By Chengdu Security Response Center of 360 Core Security

The monthly security patches released by Microsoft on March 12th, 2019 fixed two Windows zero-days being abused in the wild. CVE-2019-0808 was one of them which was discovered by Google’s Threat Analysis Team and submitted to Microsoft. According to Microsoft, this vulnerability affecting Win32k components allows attackers to elevate privileges and execute arbitrary code in kernel mode. Google’s analysis says the vulnerability only affects Windows 7 and Windows Server 2008. Windows 10 will not be affected because Microsoft introduced vulnerability mitigation measures in the latest version of the operating system. Considering that some users are still using Windows 7 and this vulnerability combined with Chrome RCE (CVE-2019-5786) has been used for real APT attacks, so this 0day is very likely to be exploited to perform large-scale attacks and pose a real threat.
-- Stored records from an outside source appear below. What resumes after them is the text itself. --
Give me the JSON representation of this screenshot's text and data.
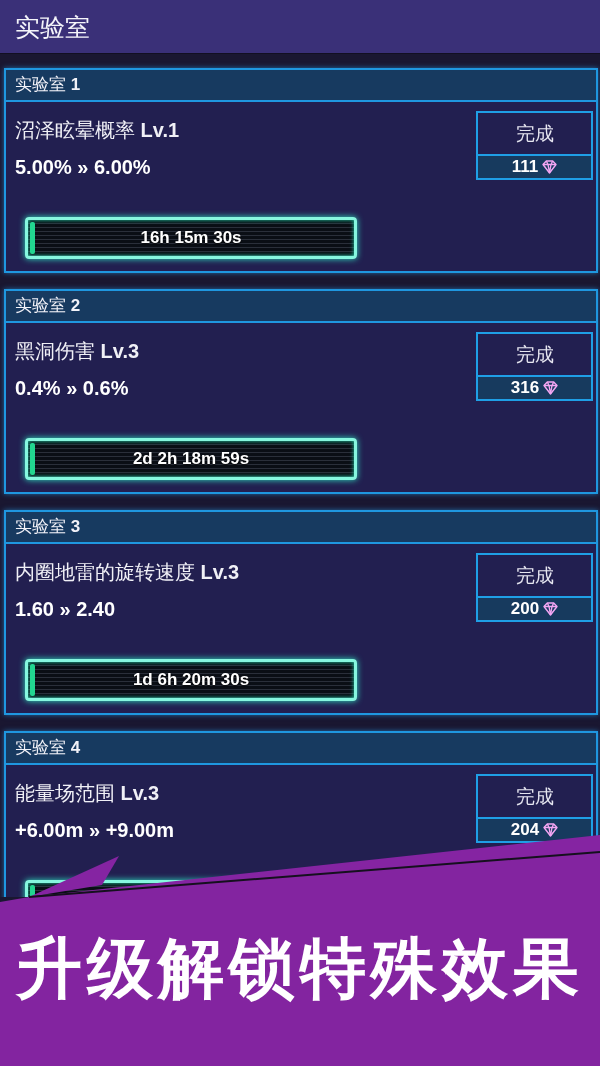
{
  "app_bar": {
    "title": "实验室"
  },
  "labs": [
    {
      "header": "实验室 **1**",
      "upgrade": "沼泽眩晕概率 **Lv.1**",
      "change": "5.00% » 6.00%",
      "button": {
        "label": "完成",
        "cost": "111"
      },
      "timer": {
        "level": 0.015,
        "time": "16h 15m 30s"
      }
    },
    {
      "header": "实验室 **2**",
      "upgrade": "黑洞伤害 **Lv.3**",
      "change": "0.4% » 0.6%",
      "button": {
        "label": "完成",
        "cost": "316"
      },
      "timer": {
        "level": 0.015,
        "time": "2d 2h 18m 59s"
      }
    },
    {
      "header": "实验室 **3**",
      "upgrade": "内圈地雷的旋转速度 **Lv.3**",
      "change": "1.60 » 2.40",
      "button": {
        "label": "完成",
        "cost": "200"
      },
      "timer": {
        "level": 0.015,
        "time": "1d 6h 20m 30s"
      }
    },
    {
      "header": "实验室 **4**",
      "upgrade": "能量场范围 **Lv.3**",
      "change": "+6.00m » +9.00m",
      "button": {
        "label": "完成",
        "cost": "204"
      },
      "timer": {
        "level": 0.015
      }
    }
  ],
  "banner": {
    "caption": "升级解锁特殊效果"
  }
}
Therefore, 360 Core Security Technique Center constructed the POC and reproduced the vulnerability triggering process so that security vendors can reference to increase the corresponding protection measures.

1. Root Causes

After receiving the menu window object returned by the window procedure function, the xxxMNFindWindowFromPoint function does not effectively check the validity of its member tagPOPUPMENU, causing the subsequent MNGetpItemFromIndex function to trigger the NULL pointer deference.

2. Triggering the Vulnerability

Below are the elaborations of the process:

• Step 1: First, you need to set the global message hook function to intercept the MN_FINDMENUWINDOWFROMPOINT message sent by xxxMNFindWindowFromPoint.

  

• Step 2: Created a menu item with drag-and-drop functionality, and a special window handle hpwn for backup.

  

• Step 3: Entered the NtUserMNDragOver function by dragging the menu or directly calling the relevant system call.

• Step 4: The sequencing of the function callings is NtUserMNDragOver -> xxxMNMouseMove -> xxxMNFindWindowFromPoint. xxxMNFindWindowFromPoint sent a MN_FINDMENUWINDOWFROMPOINT message to the window and received the returned window handle. Since the global message hook function was set, the execution flow went back to the user layer.

• Step 5: The window procedure function of the menu window was replaced, so the global message hook function entered the FakeWindowProc function after execution. Here, it returned directly to the window handle hpwn that has been prepared in advance.

• Step 6: After the xxxMNFindWindowFromPoint function obtained the window handle, it directly returned its corresponding window object and passed it to the xxxMNUpdateDraggingInfo function. It should be noted that the window object obtained here is the fake hpwn window object. The internal member tagPOPUPMENU was not set completely, so most members are “0”!

• Step 7: After the xxxMNUpdateDraggingInfo function obtained the window object, it accessed its member tagPOPUPMENU object through the MNGetpItem function.

The MNGetpItem function continued to access the spmenu member of the tagPOPUPMENU object, causing a NULL pointer dereference vulnerability.

3. The Patch

In the monthly patches in March, Microsoft fixed the window type confusion (not NULL for the MENU type), and checked the state of the popupMenu object. The code comparison was drawn before and after the patch as follows:

Before:

After:

4. Conclusion

Through the constructed POC, it is found that the vulnerability is triggered when the NtUserMNDragOver function is called under certain circumstances, causing NULL pointer dereference in win32k!MNGetpItemFromIndex. The vulnerability uses the Windows kernel driver module win32k.sys to perform local privilege escalation. Afterwards, it can break through the restrictions of user privilege. In the meanwhile, it can also help attackers to escape sandbox to completely control the victim’s computer.